First stanza (of eight):

Were you never down in Mobile Bay?
    John, come tell us as we haul away.
A-screwing cotton all the day?
    John, come tell us as we haul away.

    Aye, aye, haul, aye,
    John, come tell us as we hoist away.

After the expected reply in stz. 2 ("Oh! yes, I've been in Mobile Bay"), the words become romantic and sappy.

"Eight Bells" (pp. 46-48) is the forebitter often sung by Stan Hugill, commencing, "My husband's a saucy foretopman,/ A chum of the cook's don't you know?" Four stanzas.

**********

It now seems that the essentially definitive Third ed., dated in our earlier thread to "1906," actually appeared so early as 1891.

The words-only so-called "Fourth Edition" is advertised, e.g., in The Guardian (Feb. 2, 1897), p.4.

On Oct. 22, 1892, p. 4, the Guardian identifies "Lieut.
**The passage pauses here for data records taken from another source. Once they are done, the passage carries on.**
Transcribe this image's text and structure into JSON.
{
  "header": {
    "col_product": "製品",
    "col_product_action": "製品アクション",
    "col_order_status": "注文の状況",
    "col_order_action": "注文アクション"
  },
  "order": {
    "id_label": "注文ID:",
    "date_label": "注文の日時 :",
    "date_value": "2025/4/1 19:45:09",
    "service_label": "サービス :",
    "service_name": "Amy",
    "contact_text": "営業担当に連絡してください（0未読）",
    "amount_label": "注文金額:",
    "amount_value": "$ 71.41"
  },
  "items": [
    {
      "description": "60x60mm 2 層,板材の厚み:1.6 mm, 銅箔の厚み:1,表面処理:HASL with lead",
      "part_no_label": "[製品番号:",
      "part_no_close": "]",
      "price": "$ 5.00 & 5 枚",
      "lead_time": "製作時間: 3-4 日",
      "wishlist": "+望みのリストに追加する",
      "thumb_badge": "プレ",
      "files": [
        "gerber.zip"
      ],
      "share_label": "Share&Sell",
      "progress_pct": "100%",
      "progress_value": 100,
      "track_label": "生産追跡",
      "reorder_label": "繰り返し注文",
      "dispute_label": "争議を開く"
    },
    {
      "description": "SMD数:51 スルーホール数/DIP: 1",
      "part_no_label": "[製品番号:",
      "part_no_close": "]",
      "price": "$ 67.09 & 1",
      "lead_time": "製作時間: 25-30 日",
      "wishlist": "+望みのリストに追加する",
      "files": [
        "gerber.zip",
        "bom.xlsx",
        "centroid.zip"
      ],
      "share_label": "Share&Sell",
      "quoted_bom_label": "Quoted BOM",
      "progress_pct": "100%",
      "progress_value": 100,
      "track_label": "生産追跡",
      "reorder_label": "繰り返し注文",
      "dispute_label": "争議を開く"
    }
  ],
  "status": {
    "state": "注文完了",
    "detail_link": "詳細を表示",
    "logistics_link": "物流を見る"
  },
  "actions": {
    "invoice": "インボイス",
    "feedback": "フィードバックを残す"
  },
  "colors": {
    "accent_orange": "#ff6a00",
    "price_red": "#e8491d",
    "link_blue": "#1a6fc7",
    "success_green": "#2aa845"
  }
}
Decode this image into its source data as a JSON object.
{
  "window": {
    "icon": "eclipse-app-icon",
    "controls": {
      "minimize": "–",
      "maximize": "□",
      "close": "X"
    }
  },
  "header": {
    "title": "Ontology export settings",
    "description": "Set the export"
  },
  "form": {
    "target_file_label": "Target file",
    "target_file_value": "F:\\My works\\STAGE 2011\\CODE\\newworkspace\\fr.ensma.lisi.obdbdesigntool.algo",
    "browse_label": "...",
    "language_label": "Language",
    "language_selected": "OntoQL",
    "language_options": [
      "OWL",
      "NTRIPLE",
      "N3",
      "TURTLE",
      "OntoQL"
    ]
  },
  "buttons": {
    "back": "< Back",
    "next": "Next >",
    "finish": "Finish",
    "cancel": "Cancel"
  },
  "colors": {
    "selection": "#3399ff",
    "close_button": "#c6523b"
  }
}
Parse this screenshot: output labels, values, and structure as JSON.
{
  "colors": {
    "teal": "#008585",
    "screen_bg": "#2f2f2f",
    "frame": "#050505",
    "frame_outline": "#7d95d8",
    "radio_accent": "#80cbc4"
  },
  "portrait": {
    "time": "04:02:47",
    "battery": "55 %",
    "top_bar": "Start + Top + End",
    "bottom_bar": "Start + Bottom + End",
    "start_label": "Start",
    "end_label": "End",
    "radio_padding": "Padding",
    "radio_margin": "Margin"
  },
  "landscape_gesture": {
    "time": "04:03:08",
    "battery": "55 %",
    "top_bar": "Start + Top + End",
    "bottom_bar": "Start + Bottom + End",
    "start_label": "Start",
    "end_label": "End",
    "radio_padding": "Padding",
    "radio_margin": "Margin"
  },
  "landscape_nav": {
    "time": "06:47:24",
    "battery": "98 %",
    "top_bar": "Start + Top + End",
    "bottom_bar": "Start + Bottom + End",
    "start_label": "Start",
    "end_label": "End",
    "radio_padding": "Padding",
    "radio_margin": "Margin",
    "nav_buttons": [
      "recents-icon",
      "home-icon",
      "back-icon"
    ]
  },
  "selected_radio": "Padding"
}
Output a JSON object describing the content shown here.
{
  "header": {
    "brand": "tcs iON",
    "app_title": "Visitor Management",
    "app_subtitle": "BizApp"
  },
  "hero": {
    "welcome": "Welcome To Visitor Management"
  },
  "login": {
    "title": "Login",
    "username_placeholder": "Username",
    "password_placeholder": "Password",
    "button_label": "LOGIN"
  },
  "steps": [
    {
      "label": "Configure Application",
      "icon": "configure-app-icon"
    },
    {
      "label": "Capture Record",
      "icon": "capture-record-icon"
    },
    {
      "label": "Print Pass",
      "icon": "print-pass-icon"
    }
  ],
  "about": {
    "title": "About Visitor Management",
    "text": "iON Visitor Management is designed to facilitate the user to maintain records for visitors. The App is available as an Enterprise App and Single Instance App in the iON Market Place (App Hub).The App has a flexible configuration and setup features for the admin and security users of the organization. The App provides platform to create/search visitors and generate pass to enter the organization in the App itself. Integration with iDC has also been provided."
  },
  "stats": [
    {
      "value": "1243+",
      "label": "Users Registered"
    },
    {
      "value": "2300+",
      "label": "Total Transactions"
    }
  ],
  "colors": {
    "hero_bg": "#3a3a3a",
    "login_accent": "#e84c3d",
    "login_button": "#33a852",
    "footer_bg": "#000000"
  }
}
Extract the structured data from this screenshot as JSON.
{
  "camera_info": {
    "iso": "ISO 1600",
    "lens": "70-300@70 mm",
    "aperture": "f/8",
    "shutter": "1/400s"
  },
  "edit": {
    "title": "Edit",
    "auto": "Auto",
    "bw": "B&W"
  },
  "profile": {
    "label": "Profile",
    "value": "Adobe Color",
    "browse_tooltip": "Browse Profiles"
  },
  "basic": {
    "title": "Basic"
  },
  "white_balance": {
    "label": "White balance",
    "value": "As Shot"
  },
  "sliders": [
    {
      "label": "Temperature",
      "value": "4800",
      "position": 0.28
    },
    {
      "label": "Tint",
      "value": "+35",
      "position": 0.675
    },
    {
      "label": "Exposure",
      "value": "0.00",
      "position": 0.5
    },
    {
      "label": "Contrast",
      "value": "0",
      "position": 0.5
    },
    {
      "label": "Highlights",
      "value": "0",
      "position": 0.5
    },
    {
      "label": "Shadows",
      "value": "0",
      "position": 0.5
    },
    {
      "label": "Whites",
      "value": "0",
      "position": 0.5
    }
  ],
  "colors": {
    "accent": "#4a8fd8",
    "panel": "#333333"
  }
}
F. J. Davis" as "the author of 'Fifty Sailors' Songs or Chanties.'" This can only be a reference to the Third ed.

Music historian James J. Fuld, in his meticulous "Book of World Famous Music" (p.206) draws on information from Boosey & Co, the publishers, to date the Third ed. to 1891.

Either '91 or '92 comports well with the Third Ed. "Preface," which states that it is published "within a short time after the appearance of the second." The 2nd Ed., now apparently unobtainable, is dated by Fuld to Feb., 1890. It contained sixteen more songs than the 1st Ed. of 1887.

Since the gap between Ed. 2 and Ed. 3 is only one or two years (rather than fifteen), the question of which songs were added in Ed. 3 begins to seem less than consequential. A total of twenty-six were added between 1887 and 1891 (or '92).